1. Prioritize Feedback From Hybrid Learners
Like their K–12 counterparts, college students come from an enormous range of backgrounds, with varying strengths and weaknesses. Good communication allows everyone involved to promote effective learning.
We can communicate plans, preferences and other data through day-to-day, informal conversations, but there are also other pathways to feedback, such as virtual town hall–style meetings. Surveys can also be useful, allowing students to anonymously speak up about their classwork, instructors or the overall experience of learning online.
Establishing varied routes for consistent feedback builds a larger sense of collaboration among administrators, faculty and students. Each group knows it’s working with the others toward the same goal. This can encourage people to solve problems together and reduce misunderstandings.

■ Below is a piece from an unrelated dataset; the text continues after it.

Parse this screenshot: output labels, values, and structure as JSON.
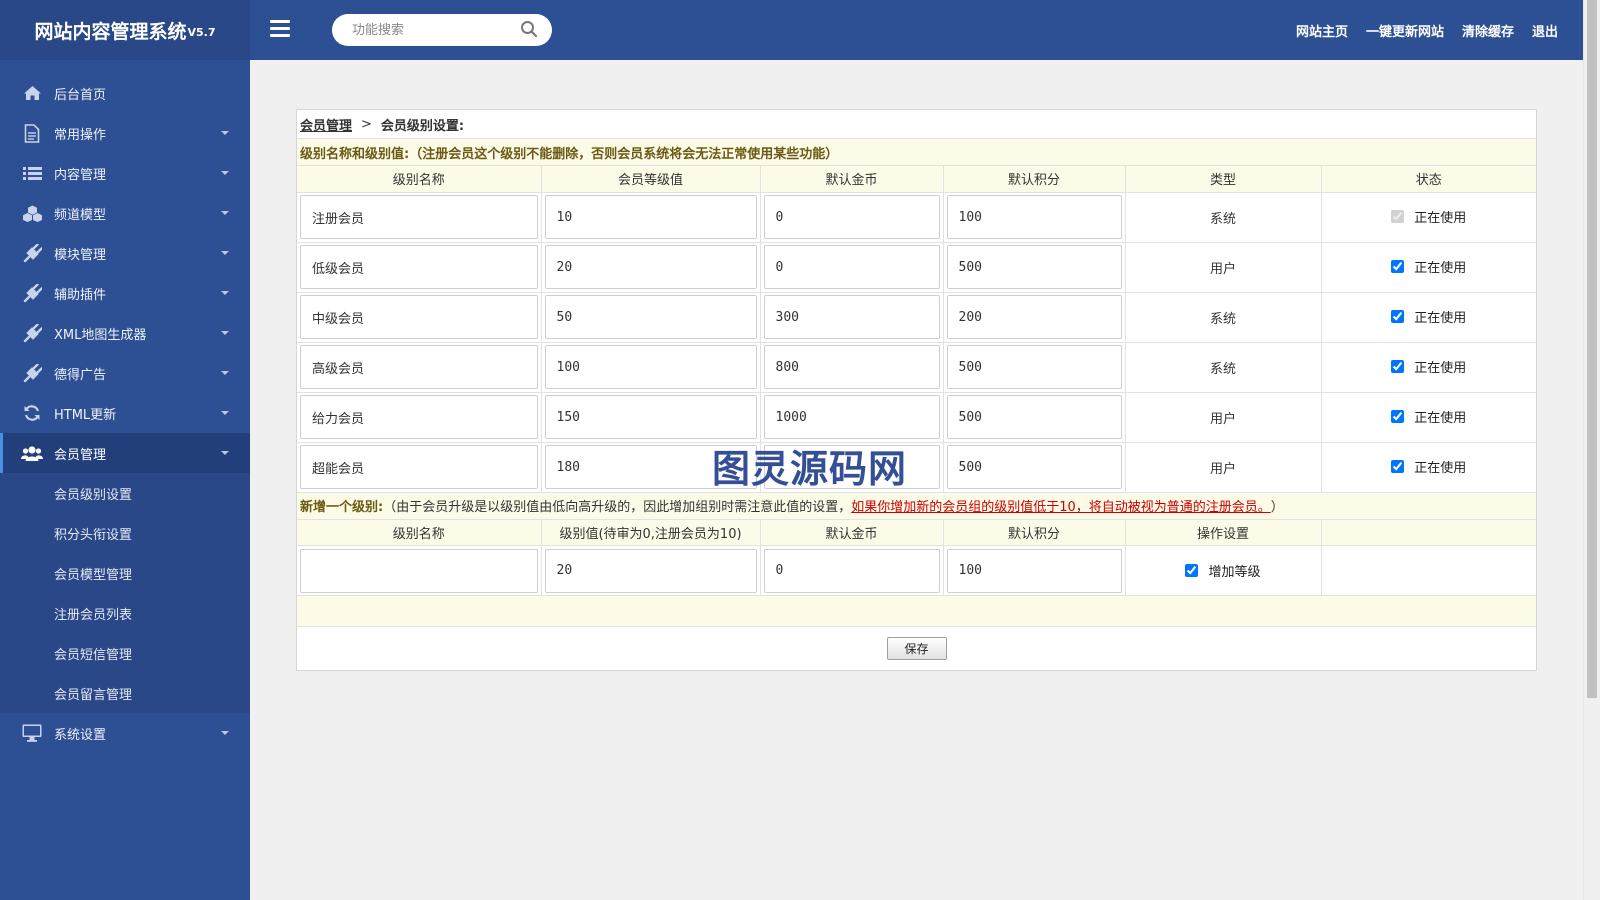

2. Offer Flexibility With a Student-Centric Focus
For practicality and logistics, instructors need consistency in how they post lessons, how students hand in work and when to hold digital class sessions. But sometimes things go wrong.

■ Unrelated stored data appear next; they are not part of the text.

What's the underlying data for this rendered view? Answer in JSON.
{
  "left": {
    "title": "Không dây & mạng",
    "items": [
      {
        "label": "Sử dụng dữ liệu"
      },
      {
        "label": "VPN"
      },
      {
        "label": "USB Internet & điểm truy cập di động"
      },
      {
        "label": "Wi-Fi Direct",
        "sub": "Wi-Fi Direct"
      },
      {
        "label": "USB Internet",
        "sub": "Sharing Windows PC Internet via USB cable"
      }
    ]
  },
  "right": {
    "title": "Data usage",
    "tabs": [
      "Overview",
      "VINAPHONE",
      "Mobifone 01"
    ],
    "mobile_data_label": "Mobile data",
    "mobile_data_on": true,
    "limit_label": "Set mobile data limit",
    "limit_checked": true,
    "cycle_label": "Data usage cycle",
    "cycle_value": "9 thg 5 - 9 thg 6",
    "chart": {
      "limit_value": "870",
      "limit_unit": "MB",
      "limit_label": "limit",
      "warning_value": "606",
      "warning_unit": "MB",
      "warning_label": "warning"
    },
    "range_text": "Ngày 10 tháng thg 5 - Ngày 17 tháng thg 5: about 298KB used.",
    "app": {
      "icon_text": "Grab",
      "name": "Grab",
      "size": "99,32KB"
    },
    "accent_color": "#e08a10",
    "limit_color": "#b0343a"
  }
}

Greater flexibility allows everyone to more easily work around these issues. For example, professors can allow students to hand in assignments through an established learning platform or by email.

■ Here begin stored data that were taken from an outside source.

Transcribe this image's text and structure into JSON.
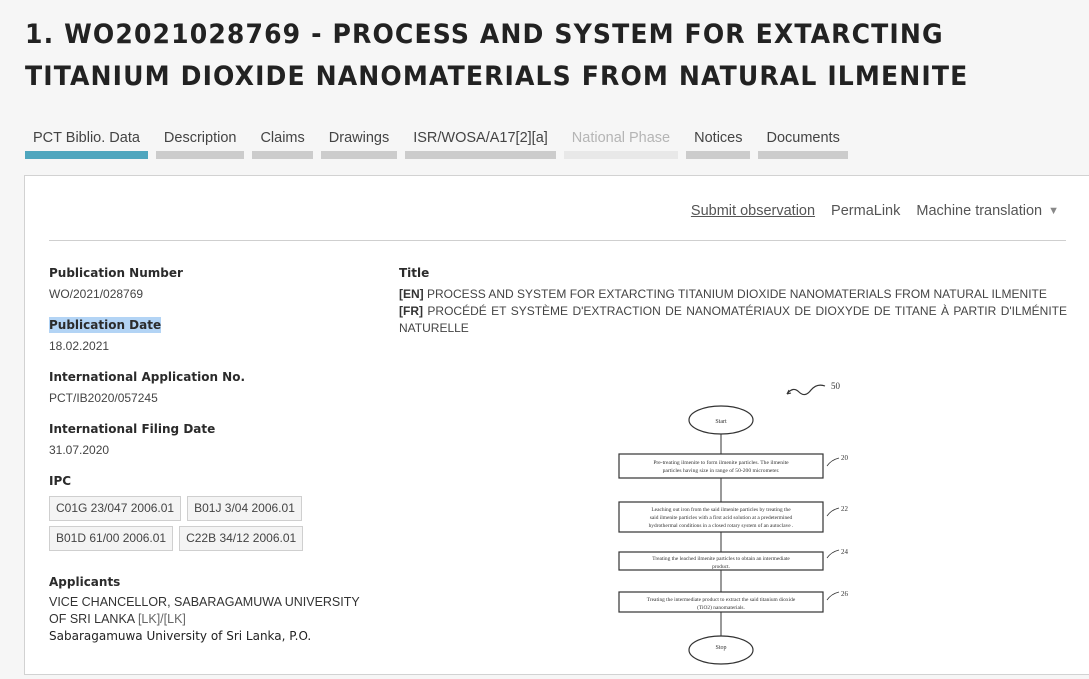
{
  "header": {
    "title": "1. WO2021028769 - PROCESS AND SYSTEM FOR EXTARCTING TITANIUM DIOXIDE NANOMATERIALS FROM NATURAL ILMENITE"
  },
  "tabs": [
    {
      "label": "PCT Biblio. Data",
      "state": "active"
    },
    {
      "label": "Description",
      "state": "normal"
    },
    {
      "label": "Claims",
      "state": "normal"
    },
    {
      "label": "Drawings",
      "state": "normal"
    },
    {
      "label": "ISR/WOSA/A17[2][a]",
      "state": "normal"
    },
    {
      "label": "National Phase",
      "state": "disabled"
    },
    {
      "label": "Notices",
      "state": "normal"
    },
    {
      "label": "Documents",
      "state": "normal"
    }
  ],
  "actions": {
    "submit_observation": "Submit observation",
    "permalink": "PermaLink",
    "machine_translation": "Machine translation",
    "caret": "▼"
  },
  "biblio": {
    "publication_number": {
      "label": "Publication Number",
      "value": "WO/2021/028769"
    },
    "publication_date": {
      "label": "Publication Date",
      "value": "18.02.2021"
    },
    "international_application_no": {
      "label": "International Application No.",
      "value": "PCT/IB2020/057245"
    },
    "international_filing_date": {
      "label": "International Filing Date",
      "value": "31.07.2020"
    },
    "ipc": {
      "label": "IPC",
      "codes": [
        "C01G 23/047 2006.01",
        "B01J 3/04 2006.01",
        "B01D 61/00 2006.01",
        "C22B 34/12 2006.01"
      ]
    },
    "applicants": {
      "label": "Applicants",
      "name": "VICE CHANCELLOR, SABARAGAMUWA UNIVERSITY OF SRI LANKA",
      "country": "[LK]/[LK]",
      "address": "Sabaragamuwa University of Sri Lanka, P.O."
    }
  },
  "title_section": {
    "label": "Title",
    "en_tag": "[EN]",
    "en": "PROCESS AND SYSTEM FOR EXTARCTING TITANIUM DIOXIDE NANOMATERIALS FROM NATURAL ILMENITE",
    "fr_tag": "[FR]",
    "fr": "PROCÉDÉ ET SYSTÈME D'EXTRACTION DE NANOMATÉRIAUX DE DIOXYDE DE TITANE À PARTIR D'ILMÉNITE NATURELLE"
  },
  "drawing": {
    "figure_ref": "50",
    "start": "Start",
    "stop": "Stop",
    "steps": [
      {
        "ref": "20",
        "lines": [
          "Pre-treating ilmenite to form ilmenite particles. The ilmenite",
          "particles having size in range of 50-200 micrometer."
        ]
      },
      {
        "ref": "22",
        "lines": [
          "Leaching out iron from the said ilmenite particles by treating the",
          "said ilmenite particles with a first acid solution at a predetermined",
          "hydrothermal conditions in a closed rotary system of an autoclave ."
        ]
      },
      {
        "ref": "24",
        "lines": [
          "Treating the leached ilmenite particles to obtain an intermediate",
          "product."
        ]
      },
      {
        "ref": "26",
        "lines": [
          "Treating the intermediate product to extract the said titanium dioxide",
          "(TiO2) nanomaterials."
        ]
      }
    ]
  }
}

One way to achieve more flexibility is to shift away from lectures in favor of more individualized, hands-on, student-centric models. Lecture-oriented teaching is still painfully ingrained, with most facilities physically designed to support it.
Such shifts acknowledge that not all students learn at the same pace and that they need different levels of support.
Many instructors have been calling for this type of foundational mindset shift for students of all ages for years, but COVID-19 has presented a catalyst that may finally push people to embrace it on a wider scale.
3. Create Social Opportunities for Students Online
One of the biggest concerns about online learning is that students don’t have opportunities to socialize the way they would during a traditional academic day. They can’t chat with each other or their professors between classes, and many traditional college social activities aren’t possible. Consequently, some students miss valuable opportunities for mentorship, career guidance and self-discovery.
To give students the chance to engage and connect, we have to formalize what otherwise would occur naturally and be more creative about safely bringing students together. This could mean hosting a special video session where people play a game or discuss a common interest. Such sessions also allow students to ask questions, voice concerns or talk about their feelings about the pandemic and show empathy for one another. Everyone can decide democratically how these sessions function and what they include, and they can be for educators and administrators as easily as for students.
Education during a pandemic is no cakewalk. Even so, it doesn’t have to be excruciating. We have to acknowledge systemic problems and work together to understand everyone’s needs. By building opportunities for multifaceted feedback, ditching inflexible traditional approaches for more student-centric models and getting creative in how we socialize, we can continue to ensure a bright future for all students.